Perhaps the style’s clout-bolstering powers are due to contemporary rappers’ affinity for the style, resurrecting the sunglasses from its role as an artifact of grunge music and fashion and finding a new place for them within the streetwear realm. A seven-page-long thread on notable Kanye West forum Kanyetothe is dedicated to investigating the origins of clout goggles, with members offering up culprits. Denzel Curry christened the sunglasses, he didn’t set the trend. Some credit the trend’s foundation to Lil Yachty’s April 2016 interview on CNN, in which he thanks Lil B for turning him on to Bernie Sanders. Others insist it starts with Ian Connor, A$AP Bari, Offset or even Wiz Khalifa in his 2015 music video for “The Play”.

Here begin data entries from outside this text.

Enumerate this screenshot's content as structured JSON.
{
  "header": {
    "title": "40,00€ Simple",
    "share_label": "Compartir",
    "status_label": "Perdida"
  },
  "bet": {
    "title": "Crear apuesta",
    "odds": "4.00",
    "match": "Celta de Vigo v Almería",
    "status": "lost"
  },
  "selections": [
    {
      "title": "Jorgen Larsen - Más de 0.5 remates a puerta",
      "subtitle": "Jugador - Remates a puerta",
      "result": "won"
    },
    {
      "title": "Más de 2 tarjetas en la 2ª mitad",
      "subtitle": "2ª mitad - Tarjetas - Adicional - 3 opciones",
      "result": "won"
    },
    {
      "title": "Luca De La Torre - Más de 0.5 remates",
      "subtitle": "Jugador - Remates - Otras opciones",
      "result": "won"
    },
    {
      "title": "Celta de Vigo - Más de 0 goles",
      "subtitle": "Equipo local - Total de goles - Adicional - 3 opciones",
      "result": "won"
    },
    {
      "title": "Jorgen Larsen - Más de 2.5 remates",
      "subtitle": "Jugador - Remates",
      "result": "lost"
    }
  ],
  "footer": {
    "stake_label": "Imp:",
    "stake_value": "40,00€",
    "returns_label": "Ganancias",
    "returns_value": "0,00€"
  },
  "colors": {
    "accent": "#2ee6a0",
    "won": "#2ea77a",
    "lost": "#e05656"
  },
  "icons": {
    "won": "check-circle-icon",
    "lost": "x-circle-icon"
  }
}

While rappers may be flexing clout goggles in all sincerity, it’s impossible to ignore that clout goggles have quickly become meme fodder at best... and an emblem of being dressed by the internet at worst. “In a short amount of time, Clout Goggles have become shorthand for a style favored by fame-hungry rappers and Internet-based ‘creative’ types chasing followers,” Jake Woolf wrote in GQ. “They've become as ubiquitous among a certain subset of stylish guys as souvenir jackets, side-stripe track pants, suede Chelsea boots and any other number of left-of-center menswear items currently clogging Instagram #influencer feeds.”

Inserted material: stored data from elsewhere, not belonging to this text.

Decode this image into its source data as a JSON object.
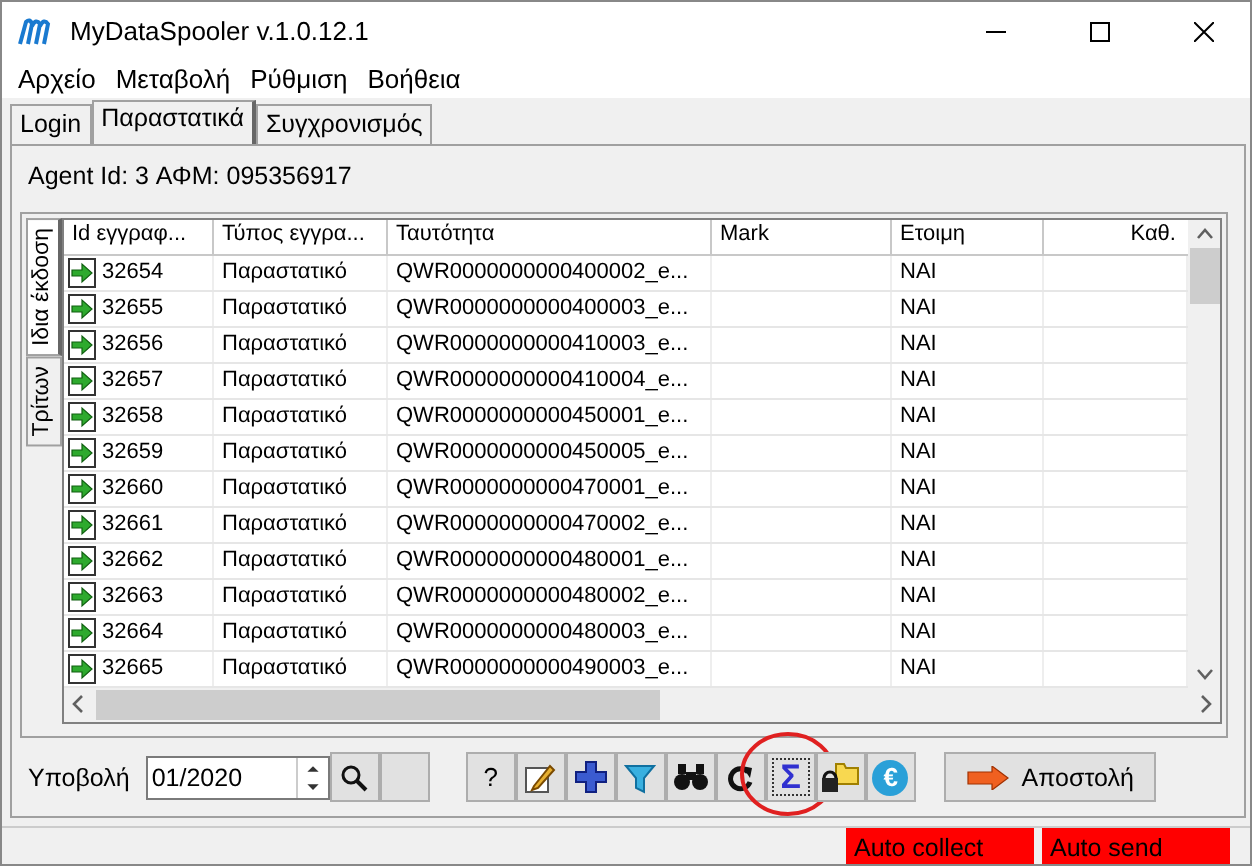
{
  "window": {
    "title": "MyDataSpooler v.1.0.12.1"
  },
  "menu": [
    "Αρχείο",
    "Μεταβολή",
    "Ρύθμιση",
    "Βοήθεια"
  ],
  "tabs": [
    {
      "label": "Login",
      "selected": false
    },
    {
      "label": "Παραστατικά",
      "selected": true
    },
    {
      "label": "Συγχρονισμός",
      "selected": false
    }
  ],
  "agent_info": "Agent Id: 3 ΑΦΜ: 095356917",
  "side_tabs": [
    {
      "label": "Ιδια έκδοση",
      "selected": true
    },
    {
      "label": "Τρίτων",
      "selected": false
    }
  ],
  "table": {
    "columns": [
      "Id εγγραφ...",
      "Τύπος εγγρα...",
      "Ταυτότητα",
      "Mark",
      "Ετοιμη",
      "Καθ."
    ],
    "rows": [
      {
        "id": "32654",
        "type": "Παραστατικό",
        "identity": "QWR0000000000400002_e...",
        "mark": "",
        "ready": "ΝΑΙ"
      },
      {
        "id": "32655",
        "type": "Παραστατικό",
        "identity": "QWR0000000000400003_e...",
        "mark": "",
        "ready": "ΝΑΙ"
      },
      {
        "id": "32656",
        "type": "Παραστατικό",
        "identity": "QWR0000000000410003_e...",
        "mark": "",
        "ready": "ΝΑΙ"
      },
      {
        "id": "32657",
        "type": "Παραστατικό",
        "identity": "QWR0000000000410004_e...",
        "mark": "",
        "ready": "ΝΑΙ"
      },
      {
        "id": "32658",
        "type": "Παραστατικό",
        "identity": "QWR0000000000450001_e...",
        "mark": "",
        "ready": "ΝΑΙ"
      },
      {
        "id": "32659",
        "type": "Παραστατικό",
        "identity": "QWR0000000000450005_e...",
        "mark": "",
        "ready": "ΝΑΙ"
      },
      {
        "id": "32660",
        "type": "Παραστατικό",
        "identity": "QWR0000000000470001_e...",
        "mark": "",
        "ready": "ΝΑΙ"
      },
      {
        "id": "32661",
        "type": "Παραστατικό",
        "identity": "QWR0000000000470002_e...",
        "mark": "",
        "ready": "ΝΑΙ"
      },
      {
        "id": "32662",
        "type": "Παραστατικό",
        "identity": "QWR0000000000480001_e...",
        "mark": "",
        "ready": "ΝΑΙ"
      },
      {
        "id": "32663",
        "type": "Παραστατικό",
        "identity": "QWR0000000000480002_e...",
        "mark": "",
        "ready": "ΝΑΙ"
      },
      {
        "id": "32664",
        "type": "Παραστατικό",
        "identity": "QWR0000000000480003_e...",
        "mark": "",
        "ready": "ΝΑΙ"
      },
      {
        "id": "32665",
        "type": "Παραστατικό",
        "identity": "QWR0000000000490003_e...",
        "mark": "",
        "ready": "ΝΑΙ"
      }
    ]
  },
  "toolbar": {
    "period_label": "Υποβολή",
    "period_value": "01/2020",
    "tools": [
      {
        "kind": "help",
        "label": "?"
      },
      {
        "kind": "edit"
      },
      {
        "kind": "add"
      },
      {
        "kind": "filter"
      },
      {
        "kind": "find"
      },
      {
        "kind": "refresh"
      },
      {
        "kind": "sum",
        "label": "Σ",
        "highlighted": true
      },
      {
        "kind": "folder"
      },
      {
        "kind": "euro",
        "label": "€"
      }
    ],
    "send_button": "Αποστολή"
  },
  "status_bar": [
    {
      "label": "Auto collect",
      "color": "#ff0000"
    },
    {
      "label": "Auto send",
      "color": "#ff0000"
    }
  ]
}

Clout goggles may be a meme, but the reputation appears to have done little to harm sales. On Google, a generic input for “clout goggles” yields more suggested phrases that others have searched: “clout goggles cheap”; “clout goggles for sale”; “clout goggles price” and “where to buy clout goggles” are but a few that pop up, reflecting the sunglasses’ impenetrable popularity. Their quick spread can also be attributed to their accessibility across budgets compared to the equally-memed Gucci belt; with the clout goggle silhouete finding a home among anonymous internet wholesalers (under $2) and with brands like Acne Studios practically every budget can handle its very own pair of clout goggles.

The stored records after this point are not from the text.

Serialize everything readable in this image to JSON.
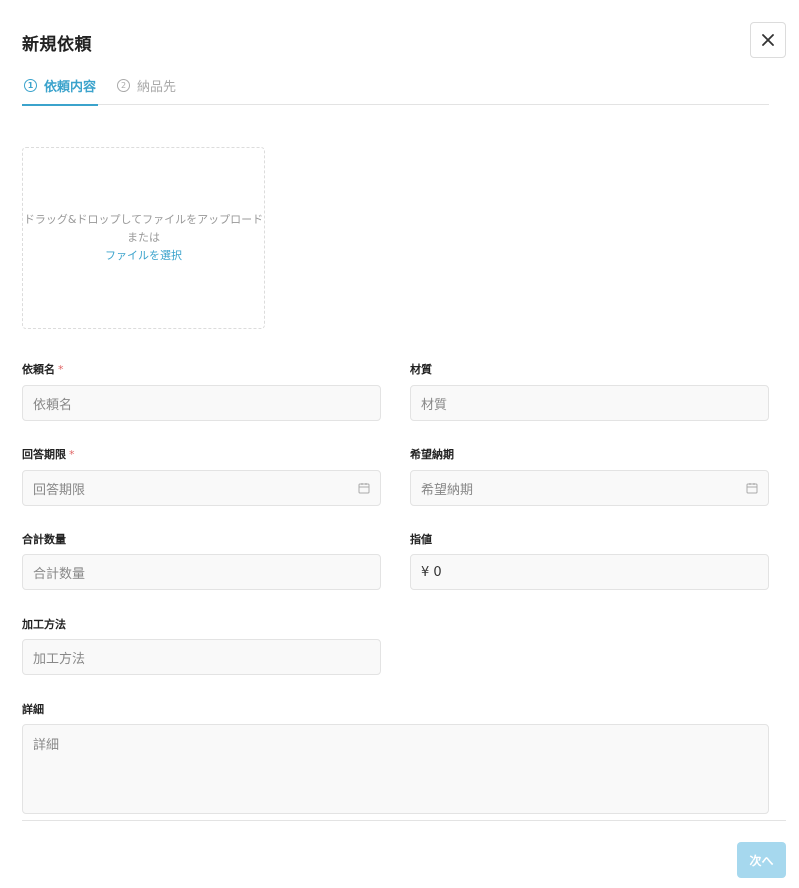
{
  "dialog": {
    "title": "新規依頼"
  },
  "tabs": [
    {
      "number": "1",
      "label": "依頼内容",
      "active": true
    },
    {
      "number": "2",
      "label": "納品先",
      "active": false
    }
  ],
  "upload": {
    "line1": "ドラッグ&ドロップしてファイルをアップロード",
    "line2": "または",
    "link": "ファイルを選択"
  },
  "fields": {
    "request_name": {
      "label": "依頼名",
      "placeholder": "依頼名",
      "required": "*"
    },
    "material": {
      "label": "材質",
      "placeholder": "材質"
    },
    "answer_deadline": {
      "label": "回答期限",
      "placeholder": "回答期限",
      "required": "*"
    },
    "desired_delivery": {
      "label": "希望納期",
      "placeholder": "希望納期"
    },
    "total_quantity": {
      "label": "合計数量",
      "placeholder": "合計数量"
    },
    "target_price": {
      "label": "指値",
      "value": "¥ 0"
    },
    "processing_method": {
      "label": "加工方法",
      "placeholder": "加工方法"
    },
    "details": {
      "label": "詳細",
      "placeholder": "詳細"
    }
  },
  "footer": {
    "next_label": "次へ"
  },
  "colors": {
    "accent": "#3ba3cc",
    "button_disabled": "#a6d8ee",
    "required": "#e06666"
  },
  "icons": {
    "close": "close-icon",
    "calendar": "calendar-icon"
  }
}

Additionally, wearable memes are, bizarrely enough, respectable wardrobe pieces. In an age where sincerity and vulnerability are considered lame, wearing something with meme status is like wearing your aloofness and cynicism on your sleeve—or, in the case of clout goggles, perched on top of your nose bridge—while simultaneously demonstrating your mastery of internet humor.
While meme status may boost the product’s notoriety, it also dooms it to an equally short lifecycle. The moment Skepta posted a photograph of himself suited up in Craig Green’s collaboration with Moncler, the designers’ collaboration was sentenced to infamy alongside the “Man's Not Hot” meme. When Gucci belts became the punchline of Twitter comedy, it became impossible to wear one because you genuinely enjoy the design—to everyone else, you just look like you’ve fallen prey to internet humor. The resurfacing of clout goggles could be metaphoric for hip-hop and rock’s symbiotic relationship, but to analyze it as such seems like a reach at this point.
Meme status strikes randomly and indiscriminately. As such, it’s difficult for designers to take preventative measures, but it is possible for them to embrace meme status as beneficial to the brand. Gucci rode the wave, releasing a series of memes as an advertising campaign and cementing its popularity with millennial consumers. It’s a different case with clout goggles, however, as the sunglasses style became so quickly widespread that it’s doubtful that Christian Roth can reign in the situation. The true harm that meme culture inflicts on fashion is the potential dilution of the piece in question’s substance. The moment articles of clothing or accessories go viral without any intervention from the designer, they become one-dimensional, incapable of being culturally impactful beyond drawing a quick laugh.